One of the new features in Lightroom 3 is Noise reduction. I had lots of questions regarding my post processing workflow and while I try to cover a lot of it during the Photoshop World classes, it used to come down to this:
Import > Crop > Export
Lightroom 3 changed all of that. It is now easy to add GREAT noise reduction to all the images from a shoot at the same time. 99% of my images are now shot with the Nikon D700, a real leader when it comes to high ISO / low noise capability. I have gotten away with not worrying too much about noise and noise reduction but when I started to use and test CS5 and Lightroom 3 I noticed a dramatic improvement in the noise reduction especially in the new Luminance settings. Most of the time when shooting concerts it means shooting at ISO 1600 and above which introduces noise. For those who are not sure what noise is, let me explain: Digital noise is the by-product of amplifying the sensor information so that less light (less information) is needed to get a proper exposure. The more you amplify the signal, the less light is needed. When digital noise is introduced into your image, unwanted color spots appear, especially in darker areas and in places with smooth tones.

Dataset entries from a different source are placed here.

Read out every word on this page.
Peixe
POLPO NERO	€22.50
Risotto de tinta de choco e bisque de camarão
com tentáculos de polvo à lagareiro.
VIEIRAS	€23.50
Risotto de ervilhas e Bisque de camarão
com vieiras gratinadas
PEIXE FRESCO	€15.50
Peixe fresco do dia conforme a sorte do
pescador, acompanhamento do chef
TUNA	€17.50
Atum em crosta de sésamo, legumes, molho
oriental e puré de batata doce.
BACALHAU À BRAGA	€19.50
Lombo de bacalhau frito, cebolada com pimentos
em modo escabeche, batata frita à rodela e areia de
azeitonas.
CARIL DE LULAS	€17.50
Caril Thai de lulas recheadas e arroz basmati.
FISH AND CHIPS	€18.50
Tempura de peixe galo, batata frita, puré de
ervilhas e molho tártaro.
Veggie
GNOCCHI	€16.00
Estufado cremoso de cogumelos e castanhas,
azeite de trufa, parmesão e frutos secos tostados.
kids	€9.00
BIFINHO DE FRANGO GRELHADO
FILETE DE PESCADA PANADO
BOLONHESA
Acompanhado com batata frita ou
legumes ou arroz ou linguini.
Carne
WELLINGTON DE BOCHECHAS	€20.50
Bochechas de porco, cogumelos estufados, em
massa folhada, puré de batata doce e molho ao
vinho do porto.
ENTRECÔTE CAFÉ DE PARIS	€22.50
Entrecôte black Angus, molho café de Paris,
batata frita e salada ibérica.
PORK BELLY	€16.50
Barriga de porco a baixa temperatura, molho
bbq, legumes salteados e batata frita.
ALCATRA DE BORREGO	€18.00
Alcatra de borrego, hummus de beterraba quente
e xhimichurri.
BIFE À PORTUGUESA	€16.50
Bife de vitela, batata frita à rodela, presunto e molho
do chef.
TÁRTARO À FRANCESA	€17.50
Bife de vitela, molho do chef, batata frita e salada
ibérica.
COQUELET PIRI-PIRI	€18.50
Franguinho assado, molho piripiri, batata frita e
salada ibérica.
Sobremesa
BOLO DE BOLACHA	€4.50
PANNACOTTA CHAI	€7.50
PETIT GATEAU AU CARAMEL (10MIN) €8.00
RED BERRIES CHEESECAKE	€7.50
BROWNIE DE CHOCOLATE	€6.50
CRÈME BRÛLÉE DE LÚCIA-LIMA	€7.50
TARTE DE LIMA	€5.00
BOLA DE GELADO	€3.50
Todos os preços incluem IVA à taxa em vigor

In the past I found the noise reduction to hit or miss and each image would need to be tweaked individually in Photoshop or with a plug-in taking way too much time. Now I just add a little luminance noise reduction in Lightroom 3 and the noise is reduced but more importantly the image still retains the detail and sharpness.
Look at the face of Slayers front man to see that the skin looks smoother and there is less ‘noise’ but still great detail. This works great on older cameras as well. I loaded up some images from the Smashing Pumpkins that were shot with a D2x at ISO 800 and ran the new Noise reduction. As you can see from these two 100% crops, the difference is noticeable.